使用Python载入一个SavedModel

三个参数：

需要载入的graph和变量到哪个会话Session
需要载入的MataGraphDef标记tags
目录位置

载入之后，MataGraphDef的变量、资源和签名子集都存储到session中。
示意代码：

export_dir = ...
...
with tf.Session(graph=tf.Graph()) as sess:
  tf.saved_model.loader.load(sess, [tag_constants.TRAINING], export_dir)
  ...

结合Estimators使用SavedModel

当我们训练完成一个模型之后，可以将其部署在本地或云端，可以向他发起请求获取结果。因此必须首先导出为标准的SavedModel。
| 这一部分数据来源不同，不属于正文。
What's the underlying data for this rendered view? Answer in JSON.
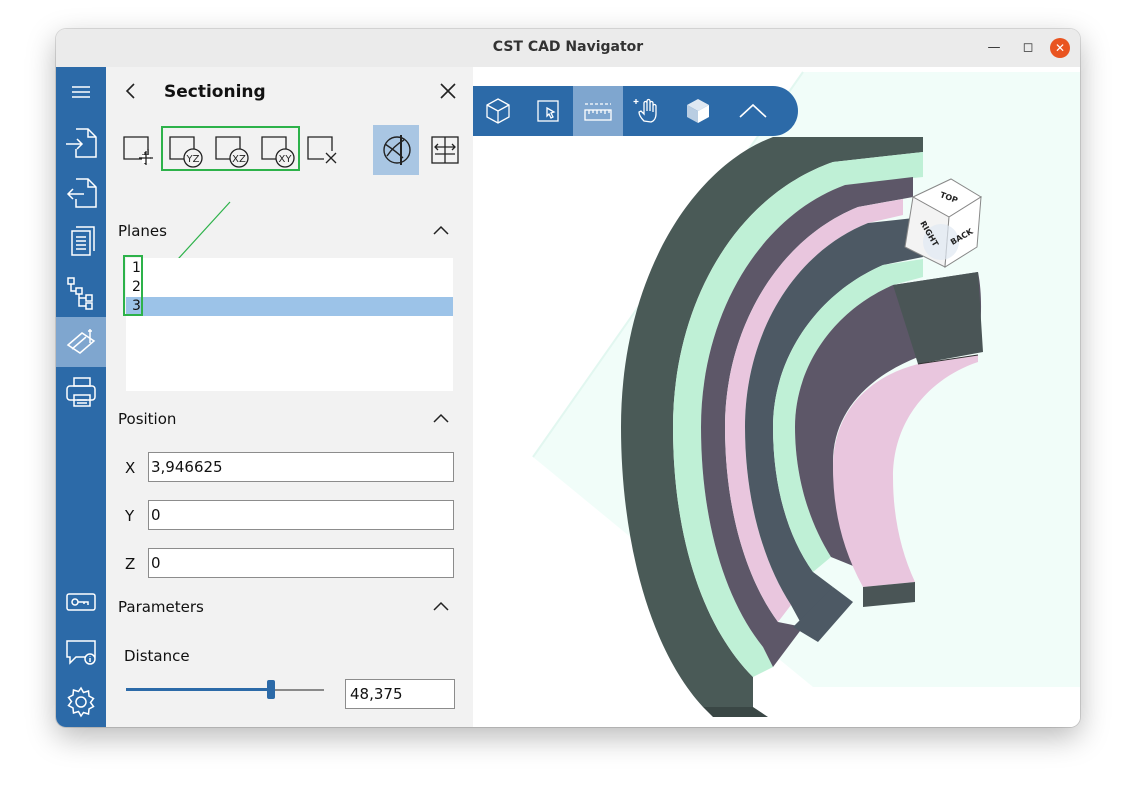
{
  "window": {
    "title": "CST CAD Navigator"
  },
  "rail": {
    "items": [
      "menu",
      "import",
      "export",
      "document",
      "tree",
      "sectioning",
      "print",
      "license",
      "feedback",
      "settings"
    ],
    "active": "sectioning"
  },
  "panel": {
    "title": "Sectioning",
    "tools": [
      "add-plane",
      "plane-yz",
      "plane-xz",
      "plane-xy",
      "delete-plane",
      "toggle-section",
      "flip-section"
    ],
    "tool_labels": {
      "yz": "YZ",
      "xz": "XZ",
      "xy": "XY"
    },
    "planes": {
      "header": "Planes",
      "items": [
        "1",
        "2",
        "3"
      ],
      "selected": "3"
    },
    "position": {
      "header": "Position",
      "x_label": "X",
      "x_value": "3,946625",
      "y_label": "Y",
      "y_value": "0",
      "z_label": "Z",
      "z_value": "0"
    },
    "parameters": {
      "header": "Parameters",
      "distance_label": "Distance",
      "distance_value": "48,375",
      "distance_fraction": 0.73
    }
  },
  "viewport": {
    "toolbar": [
      "view-cube",
      "select",
      "measure",
      "pan",
      "shaded-cube",
      "collapse"
    ],
    "active_tool": "measure",
    "navcube_labels": {
      "top": "TOP",
      "right": "RIGHT",
      "back": "BACK"
    }
  },
  "colors": {
    "accent": "#2c6aa8",
    "accent_active": "#7fa6cf",
    "highlight_green": "#2db24a",
    "selection": "#9cc3e8",
    "model_dark": "#4a5a57",
    "model_purple": "#5d5768",
    "model_mint": "#bff0d6",
    "model_pink": "#e9c6de"
  }
}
指定相关节点nodes和提供的API（Classify、Regress、Predict）
导出模型为SavedModel
在本地运行模型服务，请求预测

准备输入服务

类似训练中的input_fn，serving_input_receiver_fn函数负责接受请求并准备数据。它实现以下目标：

想提供服务的graph添加一个palceholder，将被用来注入预测请求
添加一些新的操作，把输入的数据格式转为模型期望的张量

这个函数返回一个tf.estimator.export.ServingInputReceiver对象，它打包了placeholder和结果特征张量。

预测请求以tf.Examples格式到达，serving_input_receiver_fn创建单个字符串placeholder接收它们，并向graph添加一个tf.parse_example用来解析。
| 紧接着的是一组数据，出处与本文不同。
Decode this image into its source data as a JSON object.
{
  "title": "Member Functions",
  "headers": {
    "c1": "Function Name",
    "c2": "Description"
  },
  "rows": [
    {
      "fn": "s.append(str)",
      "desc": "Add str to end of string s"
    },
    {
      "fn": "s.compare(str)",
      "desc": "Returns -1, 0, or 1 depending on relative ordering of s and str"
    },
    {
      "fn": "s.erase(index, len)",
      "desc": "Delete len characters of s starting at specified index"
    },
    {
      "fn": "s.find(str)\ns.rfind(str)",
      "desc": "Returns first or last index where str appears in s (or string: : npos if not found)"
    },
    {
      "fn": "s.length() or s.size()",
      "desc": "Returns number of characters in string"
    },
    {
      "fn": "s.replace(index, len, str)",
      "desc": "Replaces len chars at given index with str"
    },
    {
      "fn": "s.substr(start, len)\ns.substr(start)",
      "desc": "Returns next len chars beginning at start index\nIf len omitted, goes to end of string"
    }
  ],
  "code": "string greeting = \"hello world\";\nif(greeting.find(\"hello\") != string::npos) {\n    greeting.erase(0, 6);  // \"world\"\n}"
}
编写serving_input_receiver_fn必须传递一个解析规则parsing specification，用来告知解析器，期待哪些特征名以及如何转为期望的张量。

解析规格是一个字典dict，特征名到tf.FixedLenFeature, tf.VarLenFeature, tf.SparseFeature。这个解析规格不能包含任何标签label、权重列weight columns，因此与训练时候用的解析方法不同。
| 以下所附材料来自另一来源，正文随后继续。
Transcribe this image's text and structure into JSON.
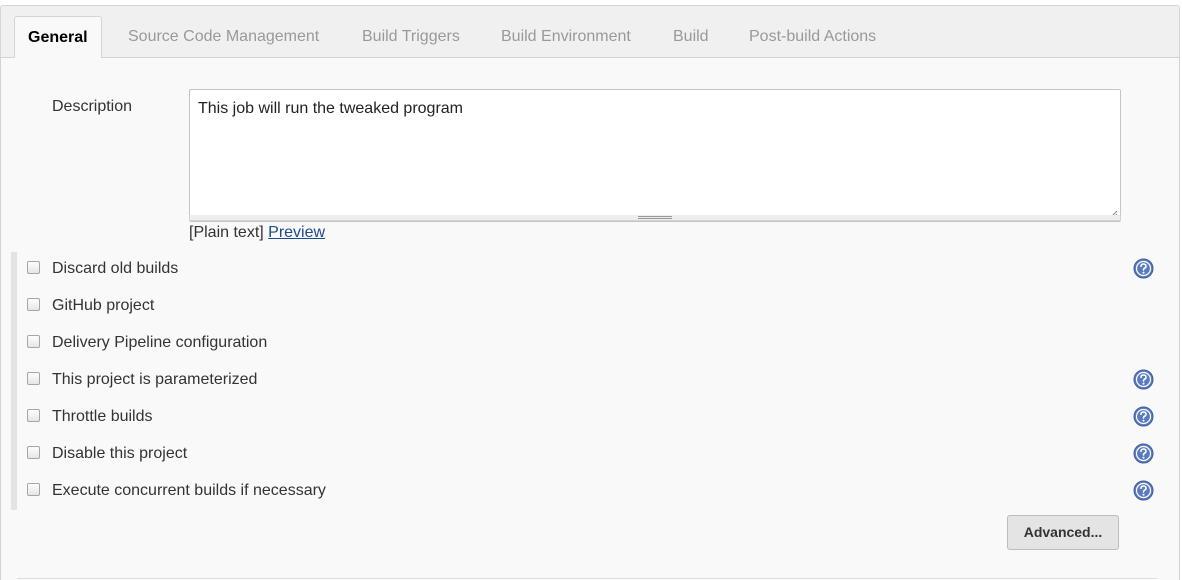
{
  "tabs": [
    {
      "label": "General",
      "active": true
    },
    {
      "label": "Source Code Management",
      "active": false
    },
    {
      "label": "Build Triggers",
      "active": false
    },
    {
      "label": "Build Environment",
      "active": false
    },
    {
      "label": "Build",
      "active": false
    },
    {
      "label": "Post-build Actions",
      "active": false
    }
  ],
  "description": {
    "label": "Description",
    "value": "This job will run the tweaked program",
    "format_prefix": "[Plain text]",
    "preview_link": "Preview"
  },
  "options": [
    {
      "label": "Discard old builds",
      "checked": false,
      "has_help": true
    },
    {
      "label": "GitHub project",
      "checked": false,
      "has_help": false
    },
    {
      "label": "Delivery Pipeline configuration",
      "checked": false,
      "has_help": false
    },
    {
      "label": "This project is parameterized",
      "checked": false,
      "has_help": true
    },
    {
      "label": "Throttle builds",
      "checked": false,
      "has_help": true
    },
    {
      "label": "Disable this project",
      "checked": false,
      "has_help": true
    },
    {
      "label": "Execute concurrent builds if necessary",
      "checked": false,
      "has_help": true
    }
  ],
  "advanced_button": "Advanced...",
  "colors": {
    "help_icon": "#5a7bbd",
    "link": "#204a87",
    "tab_inactive": "#999999",
    "panel_bg": "#f9f9f9"
  },
  "icons": {
    "help": "question-circle-icon",
    "resize": "resize-grip-icon"
  }
}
feature_spec = {'foo': tf.FixedLenFeature(...),
                'bar': tf.VarLenFeature(...)}

def serving_input_receiver_fn():
  """An input receiver that expects a serialized tf.Example."""
  serialized_tf_example = tf.placeholder(dtype=tf.string,
                                         shape=[default_batch_size],
                                         name='input_example_tensor')
  receiver_tensors = {'examples': serialized_tf_example}
  features = tf.parse_example(serialized_tf_example, feature_spec)
  return tf.estimator.export.ServingInputReceiver(features, receiver_tensors)

导出估算器

导出模型的函数

estimator.export_savedmodel(export_dir_base, serving_input_receiver_fn)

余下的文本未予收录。